Sud Rail propose la «grève de la gratuité», indolore pour les usagers

Accusé de pratiques «irresponsables» après le conflit de la gare Saint-Lazare, le syndicat demande, en partenariat avec la Fédération des usagers des transports et des services public, la légalisation des grèves de la gratuité.
par CEDRIC MATHIOT
publié le 22 janvier 2009 à 16h43
(mis à jour le 22 janvier 2009 à 17h35)

Lors de ses voeux aux forces économiques, le 15 janvier,  Nicolas Sarkozy avait violemment attaqué Sud Rail, qualifié de syndicat «irresponsable», coupable d'avoir "fermé la gare Saint Lazare, la deuxième gare de France". Le syndicat n'a pas tardé à riposter. Dans un communiqué, le syndicat  se pose en promoteur de la "grève de la gratuité", qui aurait l'avantage d'être indolore pour l'usager.

Cette pratique, connue sous le nom "grève de la pince" dans le jargon cheminot, consiste, écrit le communiqué, à "faire circuler normalement les trains, sans faire payer les voyageurs et sans contrôler les billets. Cette grève de la gratuité est bien sûr généralisable, notamment aux autres modes de transport de voyageurs (métros, bus, trams)".

"Evidemment, concède Sud Rail, sa mise en oeuvre ne peut-être systématique, dans la mesure où pour être possible, elle implique la participation des agents commerciaux des gares et des trains". Néanmoins, le syndicat suggère que "cette pratique pourrait constituer une alternative aux grèves dites classiques dans de nombreuses situations, et permettre ainsi la circulation des trains".

Habilement, le syndicat, qui traîne une réputation de jusqu'au boutisme, et qui est accusé depuis une semaine d'avoir pourri la vie des usagers de Saint-Lazare pendant un mois, co-signe le communiqué avec une (petite) association de défense des usagers, la Fédération des usagers des transports et des services publics, la FUTSP.

Une alliance qui n'est pas que de circonstance, affirme à Libération Jean-Claude Delarue, secrétaire général de la FUTSP : "Je suis allé l'année dernière au congrès de Sud Rail, où nous avons discuté des modalités de grève permettant de moins léser les usagers, mais aussi du manque de moyens qui pénalise le trafic en temps normal.
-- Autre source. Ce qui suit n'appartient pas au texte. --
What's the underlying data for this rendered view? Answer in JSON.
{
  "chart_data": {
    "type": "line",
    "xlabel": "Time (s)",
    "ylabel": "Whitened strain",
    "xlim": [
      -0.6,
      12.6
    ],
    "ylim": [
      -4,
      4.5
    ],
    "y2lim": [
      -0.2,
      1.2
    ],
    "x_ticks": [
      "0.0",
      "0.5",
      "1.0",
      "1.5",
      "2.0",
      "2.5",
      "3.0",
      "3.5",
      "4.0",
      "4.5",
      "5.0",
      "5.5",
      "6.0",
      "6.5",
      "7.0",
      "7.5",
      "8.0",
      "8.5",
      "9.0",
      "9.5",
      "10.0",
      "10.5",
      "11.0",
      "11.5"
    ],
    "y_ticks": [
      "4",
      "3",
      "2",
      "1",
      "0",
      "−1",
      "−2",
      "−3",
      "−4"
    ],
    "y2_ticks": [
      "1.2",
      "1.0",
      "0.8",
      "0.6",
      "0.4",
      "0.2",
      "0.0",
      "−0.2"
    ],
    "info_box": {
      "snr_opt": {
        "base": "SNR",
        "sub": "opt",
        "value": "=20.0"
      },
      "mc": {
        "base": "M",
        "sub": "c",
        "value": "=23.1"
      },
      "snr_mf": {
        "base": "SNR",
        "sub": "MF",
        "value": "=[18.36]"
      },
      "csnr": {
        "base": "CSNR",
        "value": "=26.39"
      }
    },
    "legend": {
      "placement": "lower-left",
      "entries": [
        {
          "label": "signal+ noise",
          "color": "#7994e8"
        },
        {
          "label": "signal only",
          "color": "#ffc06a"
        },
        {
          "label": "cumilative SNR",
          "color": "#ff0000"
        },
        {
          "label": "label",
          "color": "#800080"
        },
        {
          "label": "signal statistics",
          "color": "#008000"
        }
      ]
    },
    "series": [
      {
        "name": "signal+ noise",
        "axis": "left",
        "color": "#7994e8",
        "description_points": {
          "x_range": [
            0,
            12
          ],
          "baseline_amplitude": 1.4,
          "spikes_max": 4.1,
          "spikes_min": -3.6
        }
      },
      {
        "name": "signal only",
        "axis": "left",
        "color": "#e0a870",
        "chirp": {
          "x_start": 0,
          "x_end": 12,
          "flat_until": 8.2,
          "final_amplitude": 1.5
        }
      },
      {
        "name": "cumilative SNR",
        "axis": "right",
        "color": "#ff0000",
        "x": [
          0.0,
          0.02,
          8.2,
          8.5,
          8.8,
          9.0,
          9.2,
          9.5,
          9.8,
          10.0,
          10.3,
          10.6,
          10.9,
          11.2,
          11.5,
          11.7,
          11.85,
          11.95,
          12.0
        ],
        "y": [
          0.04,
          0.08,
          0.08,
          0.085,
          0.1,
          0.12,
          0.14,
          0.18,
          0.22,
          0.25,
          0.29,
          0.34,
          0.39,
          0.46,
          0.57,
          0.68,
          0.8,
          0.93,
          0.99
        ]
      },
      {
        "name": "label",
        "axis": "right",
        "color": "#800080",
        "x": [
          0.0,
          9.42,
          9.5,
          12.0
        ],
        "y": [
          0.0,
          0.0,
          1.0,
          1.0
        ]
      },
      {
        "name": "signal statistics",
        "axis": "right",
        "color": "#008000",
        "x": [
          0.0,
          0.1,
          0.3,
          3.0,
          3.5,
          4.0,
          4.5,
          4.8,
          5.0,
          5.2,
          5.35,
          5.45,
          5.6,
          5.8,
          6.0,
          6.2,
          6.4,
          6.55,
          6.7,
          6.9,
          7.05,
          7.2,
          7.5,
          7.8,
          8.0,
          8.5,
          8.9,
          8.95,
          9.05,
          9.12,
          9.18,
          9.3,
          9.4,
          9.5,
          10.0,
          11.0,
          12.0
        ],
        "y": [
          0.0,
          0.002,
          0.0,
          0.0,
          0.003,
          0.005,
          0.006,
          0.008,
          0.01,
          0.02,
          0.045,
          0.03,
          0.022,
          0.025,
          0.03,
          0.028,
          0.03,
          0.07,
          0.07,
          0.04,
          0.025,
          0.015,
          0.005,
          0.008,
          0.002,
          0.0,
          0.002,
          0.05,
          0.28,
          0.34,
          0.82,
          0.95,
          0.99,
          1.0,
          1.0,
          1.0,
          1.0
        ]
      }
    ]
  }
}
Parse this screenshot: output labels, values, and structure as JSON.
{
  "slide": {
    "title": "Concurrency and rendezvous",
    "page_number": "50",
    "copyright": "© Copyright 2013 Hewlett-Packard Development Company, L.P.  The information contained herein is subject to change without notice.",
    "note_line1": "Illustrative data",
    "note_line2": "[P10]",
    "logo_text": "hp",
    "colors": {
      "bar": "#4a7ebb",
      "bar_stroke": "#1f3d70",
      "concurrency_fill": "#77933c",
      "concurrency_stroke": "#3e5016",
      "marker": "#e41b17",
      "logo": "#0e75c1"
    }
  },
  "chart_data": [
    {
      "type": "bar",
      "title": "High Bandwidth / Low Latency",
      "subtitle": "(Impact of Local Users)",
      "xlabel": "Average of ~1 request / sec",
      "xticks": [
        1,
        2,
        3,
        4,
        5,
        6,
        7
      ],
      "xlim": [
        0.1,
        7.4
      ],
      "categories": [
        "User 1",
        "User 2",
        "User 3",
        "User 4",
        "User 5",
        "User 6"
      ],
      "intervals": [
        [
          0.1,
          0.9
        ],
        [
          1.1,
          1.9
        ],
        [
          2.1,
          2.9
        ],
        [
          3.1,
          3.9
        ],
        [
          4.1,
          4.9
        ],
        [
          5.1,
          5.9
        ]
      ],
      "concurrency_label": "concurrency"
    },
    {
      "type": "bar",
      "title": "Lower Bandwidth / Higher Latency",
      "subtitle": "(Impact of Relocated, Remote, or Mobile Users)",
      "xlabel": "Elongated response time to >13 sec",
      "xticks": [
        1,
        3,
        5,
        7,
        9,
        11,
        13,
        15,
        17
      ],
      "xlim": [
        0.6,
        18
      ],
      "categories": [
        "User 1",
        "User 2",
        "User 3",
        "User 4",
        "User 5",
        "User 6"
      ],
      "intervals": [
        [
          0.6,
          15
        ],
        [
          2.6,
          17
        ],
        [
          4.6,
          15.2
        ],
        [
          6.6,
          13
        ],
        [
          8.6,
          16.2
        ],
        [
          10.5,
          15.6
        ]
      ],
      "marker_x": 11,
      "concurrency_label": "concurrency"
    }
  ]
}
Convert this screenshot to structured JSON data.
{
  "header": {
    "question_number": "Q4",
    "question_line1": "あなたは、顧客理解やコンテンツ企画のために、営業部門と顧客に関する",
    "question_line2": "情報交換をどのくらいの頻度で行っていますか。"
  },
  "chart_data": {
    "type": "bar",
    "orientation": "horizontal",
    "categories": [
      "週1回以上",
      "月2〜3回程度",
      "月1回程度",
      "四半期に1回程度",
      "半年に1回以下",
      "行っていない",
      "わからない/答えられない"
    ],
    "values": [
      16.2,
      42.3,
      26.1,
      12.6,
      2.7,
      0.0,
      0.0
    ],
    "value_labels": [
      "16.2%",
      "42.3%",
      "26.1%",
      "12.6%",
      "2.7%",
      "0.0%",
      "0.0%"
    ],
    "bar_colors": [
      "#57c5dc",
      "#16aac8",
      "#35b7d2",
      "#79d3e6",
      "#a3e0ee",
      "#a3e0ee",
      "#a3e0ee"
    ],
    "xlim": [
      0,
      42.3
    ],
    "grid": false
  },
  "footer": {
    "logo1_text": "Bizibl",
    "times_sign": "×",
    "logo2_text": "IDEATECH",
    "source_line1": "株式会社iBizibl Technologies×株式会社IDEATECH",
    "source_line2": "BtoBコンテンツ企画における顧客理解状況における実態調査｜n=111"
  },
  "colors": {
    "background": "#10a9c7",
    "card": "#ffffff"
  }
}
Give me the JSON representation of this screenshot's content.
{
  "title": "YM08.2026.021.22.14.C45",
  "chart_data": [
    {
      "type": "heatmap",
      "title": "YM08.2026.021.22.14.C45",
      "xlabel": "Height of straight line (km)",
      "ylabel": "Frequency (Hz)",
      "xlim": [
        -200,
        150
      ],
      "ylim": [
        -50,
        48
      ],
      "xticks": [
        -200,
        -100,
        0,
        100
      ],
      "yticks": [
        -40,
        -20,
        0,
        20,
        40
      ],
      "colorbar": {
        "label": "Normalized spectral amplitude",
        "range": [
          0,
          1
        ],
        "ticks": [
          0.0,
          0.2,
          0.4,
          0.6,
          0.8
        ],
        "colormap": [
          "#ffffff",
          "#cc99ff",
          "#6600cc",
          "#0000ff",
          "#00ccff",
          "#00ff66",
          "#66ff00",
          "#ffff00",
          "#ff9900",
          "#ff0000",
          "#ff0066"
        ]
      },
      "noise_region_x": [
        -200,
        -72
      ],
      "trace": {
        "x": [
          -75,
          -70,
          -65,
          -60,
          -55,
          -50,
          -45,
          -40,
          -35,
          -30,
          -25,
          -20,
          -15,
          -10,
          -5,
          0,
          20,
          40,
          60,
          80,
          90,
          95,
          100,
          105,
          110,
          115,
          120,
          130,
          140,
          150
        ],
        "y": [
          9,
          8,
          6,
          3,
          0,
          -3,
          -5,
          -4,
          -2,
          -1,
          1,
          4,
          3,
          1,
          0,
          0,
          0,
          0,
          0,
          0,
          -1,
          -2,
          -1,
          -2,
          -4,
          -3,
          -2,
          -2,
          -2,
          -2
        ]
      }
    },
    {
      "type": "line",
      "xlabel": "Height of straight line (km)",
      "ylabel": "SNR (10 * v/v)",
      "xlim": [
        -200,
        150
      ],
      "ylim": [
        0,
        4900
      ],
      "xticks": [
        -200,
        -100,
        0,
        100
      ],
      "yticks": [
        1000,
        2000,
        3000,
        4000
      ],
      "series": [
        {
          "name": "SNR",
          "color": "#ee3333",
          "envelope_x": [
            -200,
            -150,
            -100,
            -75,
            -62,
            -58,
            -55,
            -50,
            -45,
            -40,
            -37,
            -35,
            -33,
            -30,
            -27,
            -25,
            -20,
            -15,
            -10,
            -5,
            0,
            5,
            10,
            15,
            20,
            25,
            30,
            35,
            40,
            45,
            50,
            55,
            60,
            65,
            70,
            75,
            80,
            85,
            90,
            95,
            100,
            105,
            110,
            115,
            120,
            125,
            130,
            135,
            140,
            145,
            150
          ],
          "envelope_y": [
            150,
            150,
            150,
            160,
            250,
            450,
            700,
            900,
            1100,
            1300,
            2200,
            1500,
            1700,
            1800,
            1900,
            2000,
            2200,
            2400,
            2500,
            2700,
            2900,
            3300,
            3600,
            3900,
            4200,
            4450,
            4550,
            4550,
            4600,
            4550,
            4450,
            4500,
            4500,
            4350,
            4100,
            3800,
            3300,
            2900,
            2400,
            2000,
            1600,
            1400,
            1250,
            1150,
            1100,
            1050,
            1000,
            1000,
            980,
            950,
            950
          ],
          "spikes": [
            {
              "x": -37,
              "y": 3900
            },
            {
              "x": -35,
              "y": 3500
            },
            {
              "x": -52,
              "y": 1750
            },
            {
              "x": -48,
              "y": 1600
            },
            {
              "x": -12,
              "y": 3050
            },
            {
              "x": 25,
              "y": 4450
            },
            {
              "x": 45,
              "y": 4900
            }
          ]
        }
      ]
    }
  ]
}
Jusqu'à présent, Sud est le seul syndicat qui ait accepté de discuter avec nous. Nous défendons d'ailleurs ensemble le principe de la grève de la gratuité depuis plusieurs mois".

En novembre 2007, peu avant la grève de 10 jours contre la réforme des régimes spéciaux de retraite, Sud-Rail et la FUT-SP avaient déjà mené cette campagne.

Les deux signataires demandent à nouveau au gouvernement "de faire voter une loi en ce sens" et à la SNCF et aux autres entreprises de transport de "ne pas prendre de sanctions contre leurs employés qui décideraient de faire grève sans pénaliser les usagers".

Interrogé par Libération, un porte-parole de la SNCF met en avant un risque d'assurance pour les usagers: "C'est le billet, le contrat de transport qui vaut assurance". "Je ne pense pas que ce soit une affaire très sérieuse, ajoute-t-il. D'abord, la FUTSP ne représente rien du tout. Par ailleurs, il est difficile de comprendre comment ce type de grève peut-être mis en place dans les conflits de conducteurs qui sont les plus pénalisants, comme récemment à Saint-Lazare: s'il s'agit de demander à un contrôleur de refuser de faire son travail par solidarité avec un conducteur gréviste, il me semble normal qu'il sera sanctionné. Par ailleurs, dans le cas du TER ou du Transilien (le transports régional en Ile de France), il faut savoir que ce n'est pas la SNCF qui serait lésée par ce type de conflits, mais la région, autorité organisatrice des transports. La SNCF ne perçoit qu'une rémunération marginale en fonction de la fréquentation, pour le reste, l'entreprise est payée au train-kilomètre : qu'il y ait 10 titres de transports payés ou 10.000 cela ne change pas grand chose".

Histoire de faire monter la mayonnaise, Sud-Rail et la FUTSP assurent que lors de l'émission "Revu et corrigé", diffusée le 16 janvier, et à laquelle participaient Christian Mahieux, secrétaire fédéral de Sud-Rail, et Jean-Claude Delarue, porte-parole de la FUTSP, "les deux représentants du PS et de l'UMP, Benoît Hamon et Eric Raoult, ont exprimé leur intérêt pour la grève de la gratuité".

Un visionnage de l'émission (ici) montre en effet les deux hommes politiques formuler un avis plutôt positif, même s'ils semblent visiblement pris au dépourvu et peu au fait de la question.